During my previous experience with CUDA… I found that with -arch=sm_13 option on your register usage goes up by 2 to 5 registers… without me ever using double precision in the kernel… that time I was not sure… nor I had the time to investigate it…
but I recently started working on a new project and I thought of settling this matter… hence I wrote a small dumb kernel below:
__global__ void test(float *A, float *B, float *C, int sz)
{
unsigned int i = (blockIdx.x*blockDim.x+threadIdx.x);
float val;
if(i<sz){
val = __logf(__sinf(rsqrtf(((float4*)A)[i].x )));
((float4*)C)[i].x = __expf(val);
((float4*)C)[i].y = rsqrtf(((float4*)A)[i].y );
((float4*)C)[i].z = rsqrtf(((float4*)A)[i].z );
((float4*)C)[i].w = rsqrtf(((float4*)A)[i].w );
}
I am able to achieve a bandwidth of ~78 GB/sec on Tesla c1060 (Th max bandwidth of 102)… but my register/smem usage is different when I compile it with different arch=sm_xx options… as below…
architecture {sm_13},{sm_12},{sm_11}
smem = 44
reg = 6
architecture {sm_10}
smem = 40
reg = 4
I am quite confused why do we have this difference in register and smem usage even for a very basic kernel like that ?
I maybe missing some trivial point here… I guess… but this makes a big difference in one of my previous codes… where the sm_10 architecture gives me 10-15% performance improvement… due to less register usage , there by increasing my occupancy…
Anyone has clues on why is this happening ? and anyway to correct this ? (one way maybe to use -maxxregcount option…)
I have no idea whether it is the case or not, but it wouldn’t be beyond the realms of possibility that the inline expansion of those math library functions you are using is different for different architectures, would it?
Are you 100% sure of that? Which CUDA version do you use, and can you reproduce the sm_10 result?

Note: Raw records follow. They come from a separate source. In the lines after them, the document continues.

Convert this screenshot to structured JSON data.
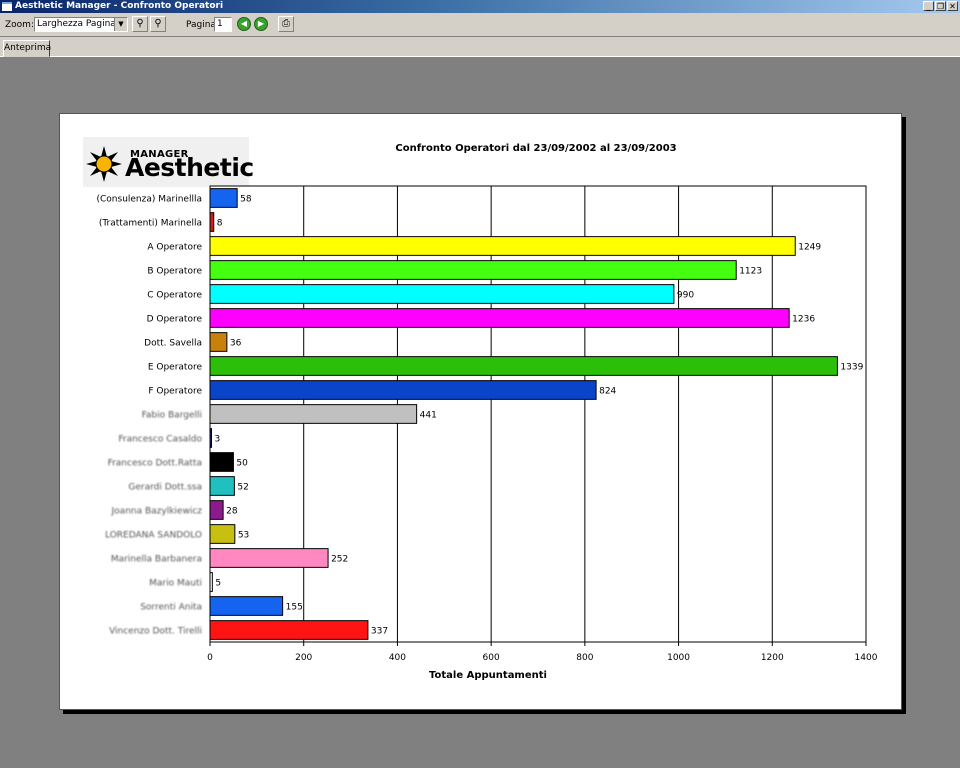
{
  "window": {
    "title": "Aesthetic Manager - Confronto Operatori",
    "buttons": [
      "_",
      "❐",
      "✕"
    ]
  },
  "toolbar": {
    "zoom_label": "Zoom:",
    "zoom_value": "Larghezza Pagina",
    "page_label": "Pagina:",
    "page_value": "1"
  },
  "tabs": [
    {
      "label": "Anteprima"
    }
  ],
  "logo": {
    "line1": "MANAGER",
    "line2": "Aesthetic"
  },
  "colors": {
    "accent": "#0a246a",
    "chrome": "#d4d0c8",
    "workspace": "#808080"
  },
  "chart_data": {
    "type": "bar",
    "orientation": "horizontal",
    "title": "Confronto Operatori dal 23/09/2002 al 23/09/2003",
    "xlabel": "Totale Appuntamenti",
    "ylabel": "",
    "xlim": [
      0,
      1400
    ],
    "xticks": [
      0,
      200,
      400,
      600,
      800,
      1000,
      1200,
      1400
    ],
    "grid": "vertical",
    "categories": [
      "(Consulenza) Marinellla",
      "(Trattamenti) Marinella",
      "A Operatore",
      "B Operatore",
      "C Operatore",
      "D Operatore",
      "Dott. Savella",
      "E Operatore",
      "F Operatore",
      "Fabio Bargelli",
      "Francesco Casaldo",
      "Francesco Dott.Ratta",
      "Gerardi Dott.ssa",
      "Joanna Bazylkiewicz",
      "LOREDANA SANDOLO",
      "Marinella Barbanera",
      "Mario Mauti",
      "Sorrenti Anita",
      "Vincenzo Dott. Tirelli"
    ],
    "values": [
      58,
      8,
      1249,
      1123,
      990,
      1236,
      36,
      1339,
      824,
      441,
      3,
      50,
      52,
      28,
      53,
      252,
      5,
      155,
      337
    ],
    "colors": [
      "#1464f0",
      "#c82020",
      "#ffff00",
      "#44ff10",
      "#00ffff",
      "#ff00ff",
      "#c8820a",
      "#2cbf0a",
      "#0a44c8",
      "#c0c0c0",
      "#1a2a8a",
      "#000000",
      "#20c0c0",
      "#8c1a8c",
      "#c8c010",
      "#ff88c0",
      "#ffffff",
      "#1464f0",
      "#ff1414"
    ],
    "blurred_labels": [
      9,
      10,
      11,
      12,
      13,
      14,
      15,
      16,
      17,
      18
    ]
  }
}
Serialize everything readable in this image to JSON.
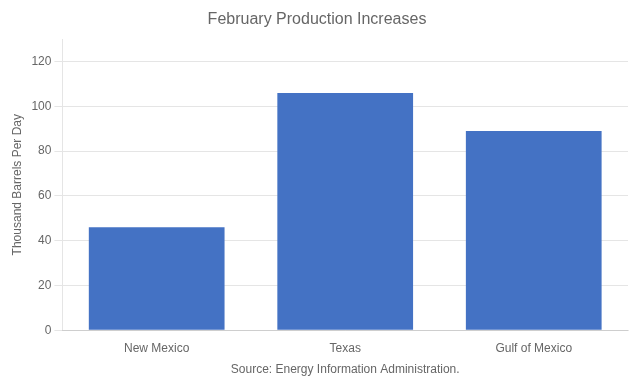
{
  "chart_data": {
    "type": "bar",
    "title": "February Production Increases",
    "categories": [
      "New Mexico",
      "Texas",
      "Gulf of Mexico"
    ],
    "values": [
      46,
      106,
      89
    ],
    "color": "#4472C4",
    "ylabel": "Thousand Barrels Per Day",
    "xlabel": "Source: Energy Information Administration.",
    "ylim": [
      0,
      130
    ],
    "yticks": [
      0,
      20,
      40,
      60,
      80,
      100,
      120
    ],
    "grid": true
  }
}
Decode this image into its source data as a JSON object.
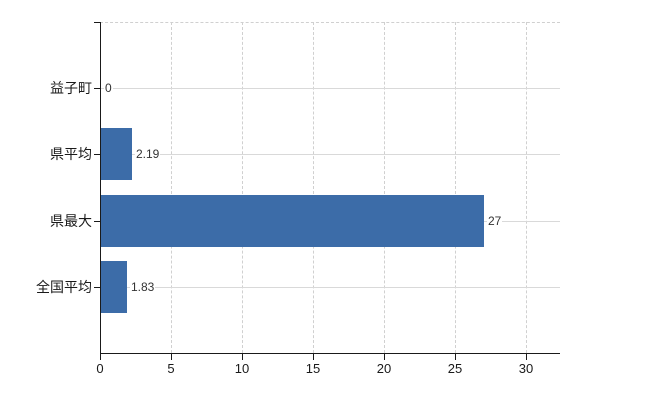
{
  "chart_data": {
    "type": "bar",
    "orientation": "horizontal",
    "title": "",
    "xlabel": "",
    "ylabel": "",
    "categories": [
      "益子町",
      "県平均",
      "県最大",
      "全国平均"
    ],
    "values": [
      0,
      2.19,
      27,
      1.83
    ],
    "value_labels": [
      "0",
      "2.19",
      "27",
      "1.83"
    ],
    "x_ticks": [
      0,
      5,
      10,
      15,
      20,
      25,
      30
    ],
    "x_tick_labels": [
      "0",
      "5",
      "10",
      "15",
      "20",
      "25",
      "30"
    ],
    "xlim": [
      0,
      32.4
    ],
    "grid": "on",
    "legend": "none",
    "colors": {
      "bar": "#3c6ca8",
      "axis": "#1a1a1a",
      "h_gridline": "#d9d9d9",
      "v_gridline": "#d0d0d0",
      "value_label": "#333333",
      "tick_label": "#1a1a1a",
      "background": "#ffffff"
    }
  }
}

The register count difference is one thing, but I can’t see how the smem size can be anything other than 44 (with 64-bit pointers) or 32 (32-bit pointers) in this case…
Strange… I can’t reproduce your results. I always get 44 smem and 6 regs in your example, even with sm_10 (nvcc -cubin -arch=sm_10)…
nvcc --version
nvcc: NVIDIA (R) Cuda compiler driver
Copyright (c) 2005-2009 NVIDIA Corporation
Built on Mon_Jul_13_12:35:34_PDT_2009
Cuda compilation tools, release 2.3, V0.2.1221
If anything, I would expect that a register count difference occurs between SM 1.1 and SM 1.2 (slightly different register allocation policy), or between SM 1.2 and 1.3 (if there are double-precision litterals)… And definitely no smem difference.